The new United Nations Capital Development Fund’s Executive Secretary, Judith Karl, is on her first official visit in Tanzania from 13 -16 September 2014.
On September 16, 2014, Ms. Karl accompanied by Mr. David Jackson, Director of UNCDF's Local Development Finance Practice Area and Mr. Peter Malika, Chief Technical Advisor of the Local Finance Initiative (LFI) in Tanzania, met senior government officials from the Prime Minister’s Office – Ministry of Regional Administration and Local Governments (PMO-RALG), the implementing partner of the LFI programme. At this meeting, Ms. Karl spoke with media to highlight UNCDF's work in Tanzania and announced the establishment of the Global Local Finance Initiative Programme (2014-2017), a new UNCDF initiative based on the lessons learned from the implementation of the LFI Tanzania pilot programme (2012-2015). LFI aims to unlock the flow of domestic capital to finance local projects needed to promote inclusive local economic development and is supported by the Partnerships Framework on Inclusive Growth and Sustainable Development (PFIS), a framework agreement with the Swedish International Development Cooperation Agency (Sida).
To date, the LFI pilot programme in Tanzania has supported 25 infrastructure projects implemented by public and private developers that are at different stages of their development. The projects are spread across various sectors including agro-processing, energy, community infrastructure service delivery, telecommunications, and industrial-manufacturing; covering 10 regions across the country. The 5 most advanced projects are expected to reach financial closure in the next six to nine months and access 26 million dollars domestic capital in the form of debt and 3 million dollars in grants. The LFI support to projects comes under the form of technical expertise, guarantees, grants and other forms of credit enhancements that are critical for small and medium infrastructure projects to attract investments.
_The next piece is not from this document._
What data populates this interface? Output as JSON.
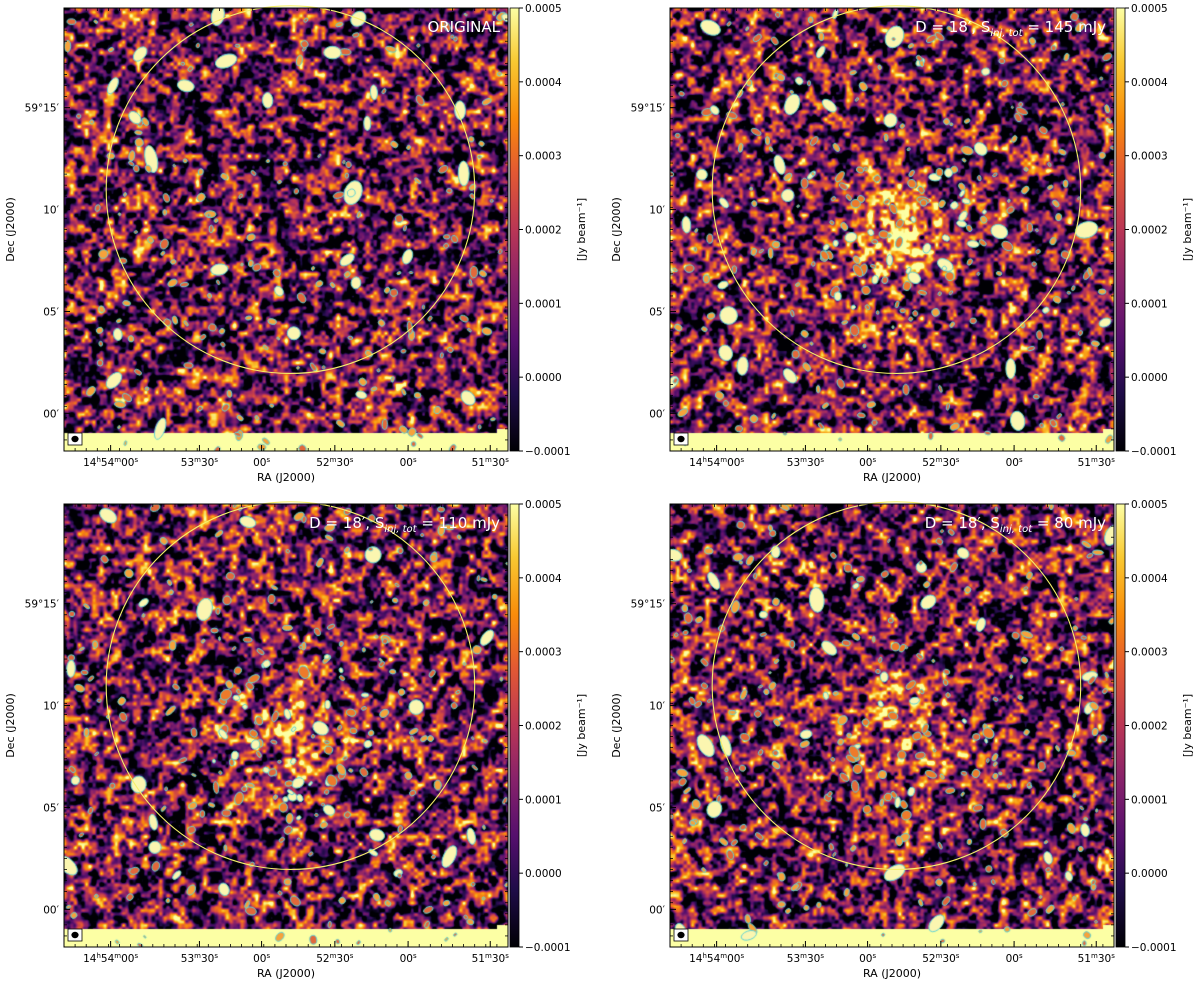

The overall outcome of LFI is to increase the effectiveness of financial resources for local economic development through mobilization of primarily domestic private capital and financial markets to enable and promote inclusive and sustainable local development.
UNCDF appreciates the excellent cooperation of the government of Tanzania through PMO-RALG, particularly its role as implementing partner of the LFI programme and its support in identifying and developing commercially viable infrastructure projects sponsored by local government authorities.
UNCDF's Executive Secretary is also holding bilateral meetings with senior government authorities, development partners, project developers and community organizations. Key issues to be discussed include the expansion of UNDCF's support to Tanzania. This support includes introduction of innovative products that increase access to financial services and test methods of unlocking the flow of domestic capital to invest in local economic development projects, all of which constitute core elements of UNCDF’s focus of providing investment capital and technical expertise to both public and private sector. ---------------------------------------------------------------------------------------------------------------------------------------------------------------------------------------
UNCDF has a unique financial mandate within the UN system. It provides investment capital and technical support to both the public and the private sector. The ability to provide capital financing in the forms of grants, loans and credit enhancement and the technical expertise in preparing portfolios of sustainable and resilient capacity building and infrastructure projects, makes its mandate complementary to the mandates of other UN agencies. It also positions UNCDF as an early stage investor to de-risk opportunities that can later be scaled up by institutional financial partners and increasingly by philanthropic foundations and private sector investors. UNCDF has proven its ability to deliver true leverage on smaller and more risky investments and interventions within its core areas of expertise: Inclusive Finance and Local Development Finance. The concept-proven pilot projects and programmes are replicated and brought to scale with the help and the add-on financing of other development partners with different, and yet complementary, mandates.
UNCDF has also a proven track record in developing local public finance capacities, which were brought to a national scale by larger development partners (i.e. World Bank).
UNCDF’s work on local development finance aims at ensuring that people in all regions and locations benefit from economic growth. This means dealing with the specific local challenges of, for example, peri-urban areas and remote rural locations. It means investing domestic resources into local economies and services through, inter-alia, fiscal decentralization, climate finance and project finance. UNCDF focuses its efforts towards strengthening public financial management and local revenue, improving the quality of public and private investments at the local level.
UNCDF’s work on inclusive finance seeks to develop inclusive financial systems and ensure that a range of financial products is available to all segments of society, at a reasonable cost, and on a sustainable basis. UNCDF supports a wide range of providers (e.g. microfinance institutions, banks, cooperatives, money transfer companies) and a variety of financial products and services (e.g. savings, credit, insurance, payments, and remittances). UNCDF also supports newer delivery channels (e.g. mobile phone networks) that offer relevant potential for scale.
UNCDF’s original mandate – to promote economic development in the least developed countries – remains highly relevant today. Economic growth is necessary to enhance living standards, reduce poverty and cope with the world’s growing population. And it must be socially and environmentally sustainable to deliver maximum benefits for current and future generations.